Optionally, you can modify the do_alignment script, which will affect the quality of the forced alignment.

You can modify the do_alignment script in order to experiment with the forced alignment. For example, if your alignment was already pretty good, you might modify the script to make the alignment worse, in order to examine what effect that has on the synthesis quality.

To change the script, you first need to make your own copy of it. Find out where the script is:

$ which do_alignment

which will show you the full path to the script. Now, make a copy of it, and put that in your alignment directory:

$ cd alignment
$ cp /Volumes/Network/...use path from above.../do_alignment .

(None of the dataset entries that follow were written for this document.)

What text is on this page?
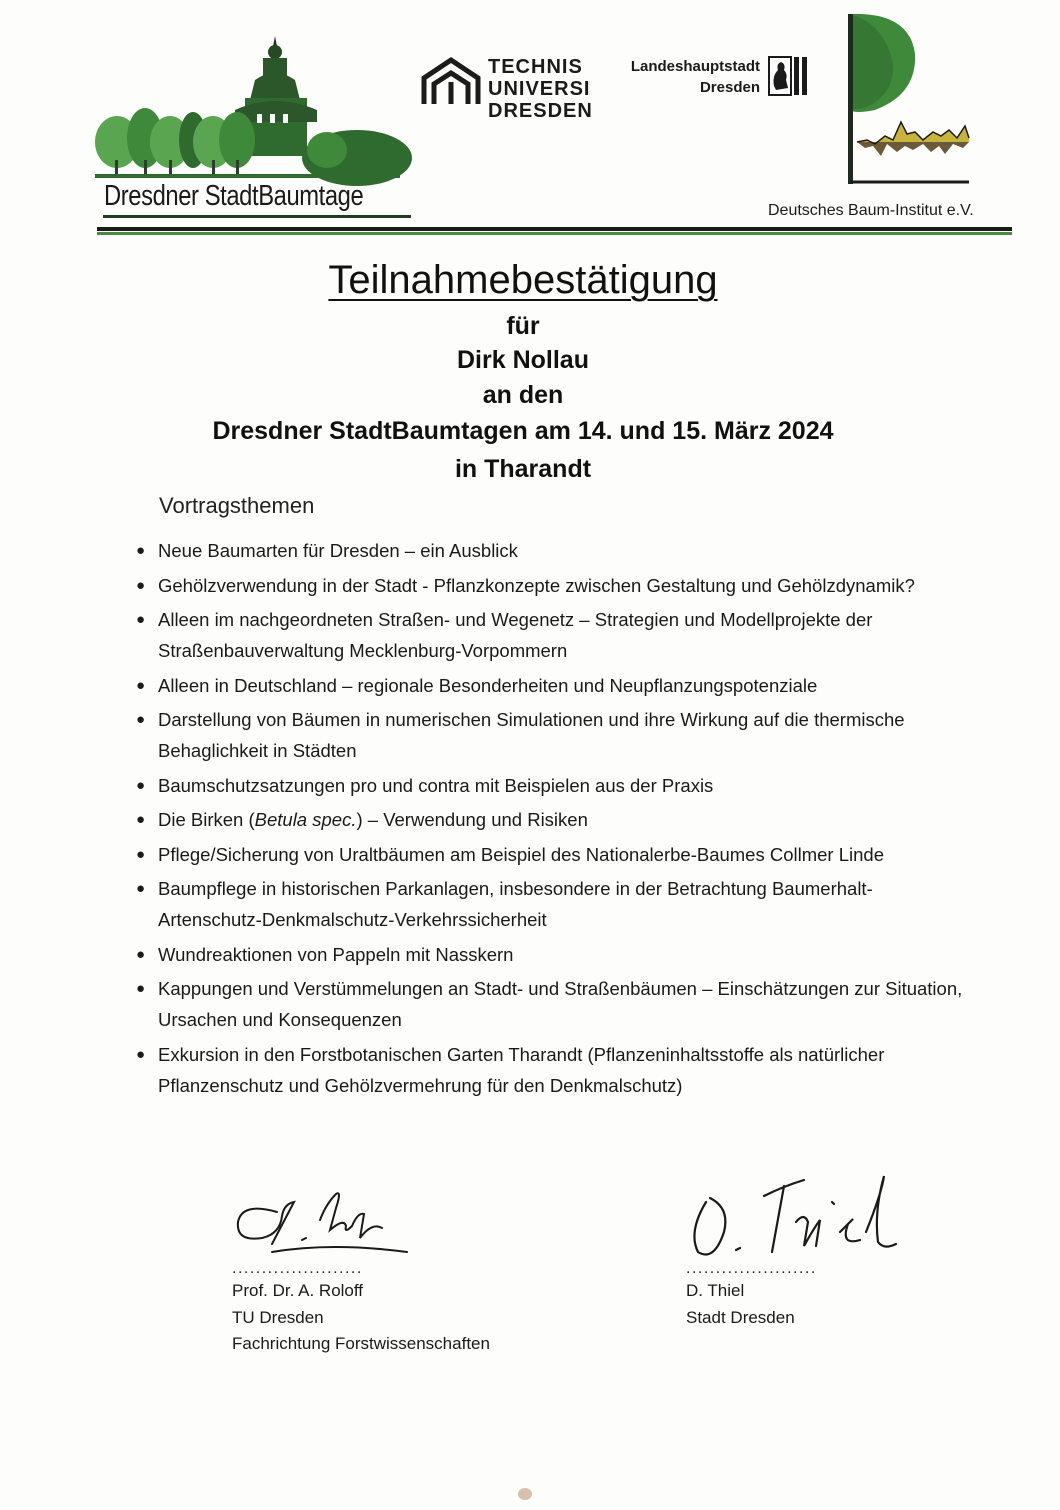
Dresdner StadtBaumtage
TECHNIS
UNIVERSI
DRESDEN
Landeshauptstadt
Dresden
Deutsches Baum-Institut e.V.
Teilnahmebestätigung
für
Dirk Nollau
an den
Dresdner StadtBaumtagen am 14. und 15. März 2024
in Tharandt
Vortragsthemen
● Neue Baumarten für Dresden – ein Ausblick
● Gehölzverwendung in der Stadt - Pflanzkonzepte zwischen Gestaltung und Gehölzdynamik?
● Alleen im nachgeordneten Straßen- und Wegenetz – Strategien und Modellprojekte der Straßenbauverwaltung Mecklenburg-Vorpommern
● Alleen in Deutschland – regionale Besonderheiten und Neupflanzungspotenziale
● Darstellung von Bäumen in numerischen Simulationen und ihre Wirkung auf die thermische Behaglichkeit in Städten
● Baumschutzsatzungen pro und contra mit Beispielen aus der Praxis
● Die Birken (Betula spec.) – Verwendung und Risiken
● Pflege/Sicherung von Uraltbäumen am Beispiel des Nationalerbe-Baumes Collmer Linde
● Baumpflege in historischen Parkanlagen, insbesondere in der Betrachtung Baumerhalt-Artenschutz-Denkmalschutz-Verkehrssicherheit
● Wundreaktionen von Pappeln mit Nasskern
● Kappungen und Verstümmelungen an Stadt- und Straßenbäumen – Einschätzungen zur Situation, Ursachen und Konsequenzen
● Exkursion in den Forstbotanischen Garten Tharandt (Pflanzeninhaltsstoffe als natürlicher Pflanzenschutz und Gehölzvermehrung für den Denkmalschutz)
......................
Prof. Dr. A. Roloff
TU Dresden
Fachrichtung Forstwissenschaften
......................
D. Thiel
Stadt Dresden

and now you can edit this script in your favourite editor. To run your version, rather than the central version, you need to run it like this:

$ cd alignment
$ ./do_alignment .

in step Doing the alignment.

Training on a subset of data, but aligning the whole database

You need to make a version of train.scp files with only the list of MFCC files that you want to train the models on – let’s assume you’ve called that train_subset.scp. Now, you simply need to make sure that every execution of HCompV and HERest uses this smaller script file – for example:

HERest -C config -T 1023 -t 250.0 150.0 1000.0 -H hmm${i}/MMF -H hmm0/vFloors -I aligned.0.mlf -M hmm$[$i +1] -S train_subset.scp phone_list

Changing the number of mixture components

The default models have a mixture of 8 Gaussian components in the output probability density distributions. You can vary that number. HTK uses a method called “mixing up” to gradually increase the number of components. Here, we go from 1 to 2, then 3, 5 and finally 8 components. You can vary this by changing one line in the script:

# Increase mixtures.

for m in 2 3 5 8 ; do
...

Try using more or fewer components (possibly just one component) to see what effect this has.

Changing the vowel reductions

You don’t need to modify the do_alignment to achieve this – just edit the phone_substitutions file. Try removing all substitutions (i.e., make phone_substitutions an empty file).